Burmese President Thein Sein on Thursday announced reformation of the Myanmar National Human Rights Commission (MNHRC), but renowned rights activists claim to have been left out of the decision-making process.
On the day of the announcement, two well-known rights groups that long worked in exile, Burma Partnership and Equality Myanmar, published a damning report on the Commission’s activity.
The report blasted the Commission for doing “almost nothing” in parts of Burma where support for human rights is most urgently needed: conflict-torn Arakan, Kachin and Shan states. It also criticised the Commission’s make-up, which is overwhelmingly government-affiliated and hence not independent.
“Currently, the assessments for candidates are not based on predetermined, objective and publicly available criteria that promotes the appointment of merit-based candidates,” the report read.
Aung Myo Min, the director of Equality Myanmar, said he was unaware that the commission was being restructured, but that the changes made by the president this week turned out to be unsubstantial and were executed with the Commission’s typical opacity.
“We were absolutely not aware of the board making nominations and we had no knowledge of who was being appointed,” said Aung Myo Min. “Just like before, we continue to stress this lack of transparency and communication with civil society groups.”
What was created by presidential decree in 2011 as a 15-member body chaired by the junta’s former UN liaison, Win Mra, now has 11 appointed members. The chairman has kept his position and four others have also remained.
While civil society groups, which have long been Burma’s most effective rights defenders, say they have not been consulted about the reshuffle, the chairman told DVB that the changes were well considered and a year in the making.
“The board consulted concerned organisations for more than one year about the formation of the commission,” said Win Mra, adding that the new nominees include government officials, parliamentarians and foreign professionals.

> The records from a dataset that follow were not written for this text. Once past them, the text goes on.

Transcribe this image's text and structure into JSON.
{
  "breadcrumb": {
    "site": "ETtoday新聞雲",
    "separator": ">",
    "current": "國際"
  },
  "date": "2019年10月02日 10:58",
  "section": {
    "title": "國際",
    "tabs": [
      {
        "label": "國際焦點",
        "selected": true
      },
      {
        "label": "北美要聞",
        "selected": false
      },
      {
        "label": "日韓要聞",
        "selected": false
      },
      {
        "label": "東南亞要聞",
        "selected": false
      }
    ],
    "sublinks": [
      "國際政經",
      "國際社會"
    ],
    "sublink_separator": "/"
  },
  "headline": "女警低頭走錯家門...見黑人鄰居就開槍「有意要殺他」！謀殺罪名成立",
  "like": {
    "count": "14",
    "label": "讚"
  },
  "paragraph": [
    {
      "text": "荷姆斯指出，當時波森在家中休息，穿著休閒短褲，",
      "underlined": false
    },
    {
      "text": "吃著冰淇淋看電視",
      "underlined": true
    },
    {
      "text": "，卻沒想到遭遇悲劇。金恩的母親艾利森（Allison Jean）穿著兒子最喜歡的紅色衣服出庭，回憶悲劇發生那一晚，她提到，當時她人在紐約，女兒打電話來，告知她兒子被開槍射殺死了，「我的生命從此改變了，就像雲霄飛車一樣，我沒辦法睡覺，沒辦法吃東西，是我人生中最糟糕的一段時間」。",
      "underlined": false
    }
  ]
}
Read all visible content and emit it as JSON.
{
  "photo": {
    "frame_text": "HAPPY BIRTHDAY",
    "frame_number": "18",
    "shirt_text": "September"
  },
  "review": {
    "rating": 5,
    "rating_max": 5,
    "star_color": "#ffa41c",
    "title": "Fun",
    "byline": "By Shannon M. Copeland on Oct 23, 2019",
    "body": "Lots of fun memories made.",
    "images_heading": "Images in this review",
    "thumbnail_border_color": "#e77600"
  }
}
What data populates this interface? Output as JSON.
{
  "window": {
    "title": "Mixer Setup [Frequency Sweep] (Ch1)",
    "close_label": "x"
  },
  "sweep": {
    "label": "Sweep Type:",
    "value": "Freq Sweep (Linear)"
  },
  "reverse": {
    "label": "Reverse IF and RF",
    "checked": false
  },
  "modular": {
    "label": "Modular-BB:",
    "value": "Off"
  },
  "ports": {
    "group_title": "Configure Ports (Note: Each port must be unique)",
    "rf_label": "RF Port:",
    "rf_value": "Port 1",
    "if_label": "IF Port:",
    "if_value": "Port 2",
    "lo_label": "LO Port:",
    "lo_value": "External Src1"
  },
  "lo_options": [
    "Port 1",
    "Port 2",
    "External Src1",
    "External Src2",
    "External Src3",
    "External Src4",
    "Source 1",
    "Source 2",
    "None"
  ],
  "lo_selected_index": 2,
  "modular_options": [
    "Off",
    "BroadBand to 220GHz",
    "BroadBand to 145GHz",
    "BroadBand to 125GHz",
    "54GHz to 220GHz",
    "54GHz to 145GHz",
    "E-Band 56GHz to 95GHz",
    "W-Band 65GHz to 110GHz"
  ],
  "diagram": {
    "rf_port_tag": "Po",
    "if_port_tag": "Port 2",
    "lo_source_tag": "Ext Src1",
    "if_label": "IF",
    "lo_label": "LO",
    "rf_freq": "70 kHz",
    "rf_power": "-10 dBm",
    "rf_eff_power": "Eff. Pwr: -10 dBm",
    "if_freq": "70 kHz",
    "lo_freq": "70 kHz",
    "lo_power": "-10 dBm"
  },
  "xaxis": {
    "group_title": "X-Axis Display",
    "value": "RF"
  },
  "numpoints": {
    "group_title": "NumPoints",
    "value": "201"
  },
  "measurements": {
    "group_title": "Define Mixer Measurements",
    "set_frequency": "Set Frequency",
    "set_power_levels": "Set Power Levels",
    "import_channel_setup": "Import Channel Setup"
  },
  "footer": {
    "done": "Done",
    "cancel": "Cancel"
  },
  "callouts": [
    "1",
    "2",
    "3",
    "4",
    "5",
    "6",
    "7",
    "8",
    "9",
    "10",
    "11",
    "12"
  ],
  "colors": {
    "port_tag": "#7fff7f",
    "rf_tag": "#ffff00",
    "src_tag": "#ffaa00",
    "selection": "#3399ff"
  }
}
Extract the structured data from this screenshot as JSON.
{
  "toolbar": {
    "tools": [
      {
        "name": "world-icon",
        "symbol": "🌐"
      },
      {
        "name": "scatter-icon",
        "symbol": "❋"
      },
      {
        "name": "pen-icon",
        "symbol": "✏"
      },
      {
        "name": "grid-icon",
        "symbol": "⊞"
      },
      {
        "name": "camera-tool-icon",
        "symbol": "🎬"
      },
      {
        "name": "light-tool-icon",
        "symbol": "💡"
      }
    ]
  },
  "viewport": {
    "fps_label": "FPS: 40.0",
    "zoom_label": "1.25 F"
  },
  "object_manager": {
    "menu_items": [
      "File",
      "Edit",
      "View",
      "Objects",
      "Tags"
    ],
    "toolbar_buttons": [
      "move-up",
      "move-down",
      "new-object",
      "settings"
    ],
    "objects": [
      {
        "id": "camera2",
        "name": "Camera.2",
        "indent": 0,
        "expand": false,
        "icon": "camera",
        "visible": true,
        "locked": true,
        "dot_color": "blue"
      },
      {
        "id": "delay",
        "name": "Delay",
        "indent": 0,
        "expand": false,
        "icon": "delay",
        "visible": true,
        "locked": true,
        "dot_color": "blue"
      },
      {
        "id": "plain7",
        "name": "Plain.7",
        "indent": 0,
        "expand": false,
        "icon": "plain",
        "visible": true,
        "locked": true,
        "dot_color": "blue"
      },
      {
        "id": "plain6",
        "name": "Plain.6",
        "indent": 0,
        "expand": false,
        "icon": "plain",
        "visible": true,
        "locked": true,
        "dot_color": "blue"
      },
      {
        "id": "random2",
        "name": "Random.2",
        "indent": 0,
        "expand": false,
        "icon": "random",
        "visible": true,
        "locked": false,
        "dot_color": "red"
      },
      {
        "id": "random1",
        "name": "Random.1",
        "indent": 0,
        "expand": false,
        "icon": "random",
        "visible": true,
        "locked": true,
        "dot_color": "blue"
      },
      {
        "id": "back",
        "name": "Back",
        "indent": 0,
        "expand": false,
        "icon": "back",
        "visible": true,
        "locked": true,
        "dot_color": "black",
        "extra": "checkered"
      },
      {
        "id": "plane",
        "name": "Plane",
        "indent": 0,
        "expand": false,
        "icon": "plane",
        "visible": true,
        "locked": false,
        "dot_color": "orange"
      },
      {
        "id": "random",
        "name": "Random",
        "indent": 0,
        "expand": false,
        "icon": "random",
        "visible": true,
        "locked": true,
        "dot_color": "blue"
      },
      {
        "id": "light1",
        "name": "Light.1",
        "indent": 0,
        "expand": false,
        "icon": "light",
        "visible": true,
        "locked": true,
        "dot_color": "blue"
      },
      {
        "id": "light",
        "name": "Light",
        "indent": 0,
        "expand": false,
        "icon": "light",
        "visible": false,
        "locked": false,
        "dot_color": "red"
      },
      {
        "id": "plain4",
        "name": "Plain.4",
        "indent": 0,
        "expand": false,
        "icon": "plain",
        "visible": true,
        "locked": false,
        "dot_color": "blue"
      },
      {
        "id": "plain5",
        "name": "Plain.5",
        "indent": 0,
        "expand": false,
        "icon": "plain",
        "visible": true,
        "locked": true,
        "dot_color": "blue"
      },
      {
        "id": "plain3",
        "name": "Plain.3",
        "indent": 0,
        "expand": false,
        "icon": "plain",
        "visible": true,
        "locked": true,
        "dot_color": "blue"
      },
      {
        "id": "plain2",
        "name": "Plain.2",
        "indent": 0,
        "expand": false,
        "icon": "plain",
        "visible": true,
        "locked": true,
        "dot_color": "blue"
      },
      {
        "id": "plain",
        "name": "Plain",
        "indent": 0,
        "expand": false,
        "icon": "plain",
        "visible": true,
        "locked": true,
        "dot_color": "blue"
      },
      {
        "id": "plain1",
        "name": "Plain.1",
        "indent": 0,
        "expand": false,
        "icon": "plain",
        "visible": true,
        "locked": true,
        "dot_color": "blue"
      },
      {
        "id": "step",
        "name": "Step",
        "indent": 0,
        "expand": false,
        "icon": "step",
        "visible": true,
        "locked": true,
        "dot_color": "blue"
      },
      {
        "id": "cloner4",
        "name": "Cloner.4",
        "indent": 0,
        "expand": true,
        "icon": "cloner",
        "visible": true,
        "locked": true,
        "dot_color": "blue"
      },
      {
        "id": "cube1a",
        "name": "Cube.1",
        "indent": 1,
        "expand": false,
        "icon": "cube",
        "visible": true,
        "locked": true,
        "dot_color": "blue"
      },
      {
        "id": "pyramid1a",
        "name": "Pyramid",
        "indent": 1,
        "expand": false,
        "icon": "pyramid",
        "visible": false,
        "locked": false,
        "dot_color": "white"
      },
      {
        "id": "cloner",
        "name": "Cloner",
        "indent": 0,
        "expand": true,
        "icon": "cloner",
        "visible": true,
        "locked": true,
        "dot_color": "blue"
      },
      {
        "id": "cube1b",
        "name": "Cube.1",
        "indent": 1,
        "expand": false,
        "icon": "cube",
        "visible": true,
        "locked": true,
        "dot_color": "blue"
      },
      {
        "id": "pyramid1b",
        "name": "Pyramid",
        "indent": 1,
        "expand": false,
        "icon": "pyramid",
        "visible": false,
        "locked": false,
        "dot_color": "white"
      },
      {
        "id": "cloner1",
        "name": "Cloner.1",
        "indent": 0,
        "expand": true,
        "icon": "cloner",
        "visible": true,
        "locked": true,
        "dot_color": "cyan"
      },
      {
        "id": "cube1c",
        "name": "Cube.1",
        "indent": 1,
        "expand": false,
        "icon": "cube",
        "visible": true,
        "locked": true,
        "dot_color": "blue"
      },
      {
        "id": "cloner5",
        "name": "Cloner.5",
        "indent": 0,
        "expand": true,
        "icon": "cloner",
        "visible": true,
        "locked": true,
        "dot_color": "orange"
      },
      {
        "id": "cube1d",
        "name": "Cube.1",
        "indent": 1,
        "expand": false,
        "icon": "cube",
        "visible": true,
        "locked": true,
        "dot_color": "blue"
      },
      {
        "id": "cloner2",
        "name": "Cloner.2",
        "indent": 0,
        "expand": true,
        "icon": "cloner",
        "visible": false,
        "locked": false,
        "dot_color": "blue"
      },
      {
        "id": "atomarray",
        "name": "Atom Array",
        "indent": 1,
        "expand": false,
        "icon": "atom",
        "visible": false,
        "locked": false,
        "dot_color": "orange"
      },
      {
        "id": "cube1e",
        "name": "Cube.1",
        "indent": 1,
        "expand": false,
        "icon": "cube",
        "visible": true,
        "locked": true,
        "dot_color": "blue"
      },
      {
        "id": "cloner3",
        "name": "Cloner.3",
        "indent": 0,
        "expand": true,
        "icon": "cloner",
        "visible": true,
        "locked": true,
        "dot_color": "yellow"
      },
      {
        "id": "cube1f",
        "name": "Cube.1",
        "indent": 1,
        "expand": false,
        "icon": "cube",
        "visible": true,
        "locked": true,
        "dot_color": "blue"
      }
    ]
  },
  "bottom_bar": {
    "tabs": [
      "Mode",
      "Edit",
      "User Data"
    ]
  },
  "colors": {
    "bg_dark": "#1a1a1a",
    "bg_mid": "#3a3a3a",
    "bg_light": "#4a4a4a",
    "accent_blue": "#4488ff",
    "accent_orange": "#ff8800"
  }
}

“Human rights is a rather broad subject, and this work cannot be done by the MNHRC alone. Everyone needs to participate: civil society groups, the public, the government and the parliament,” he said.
Win Mra said that the commission will conduct human rights education workshops in seven ethnic states before the end of this year.
Ironically, that’s exactly the kind of work that Equality Myanmar and several other community-based organisations had already been doing for more than a decade.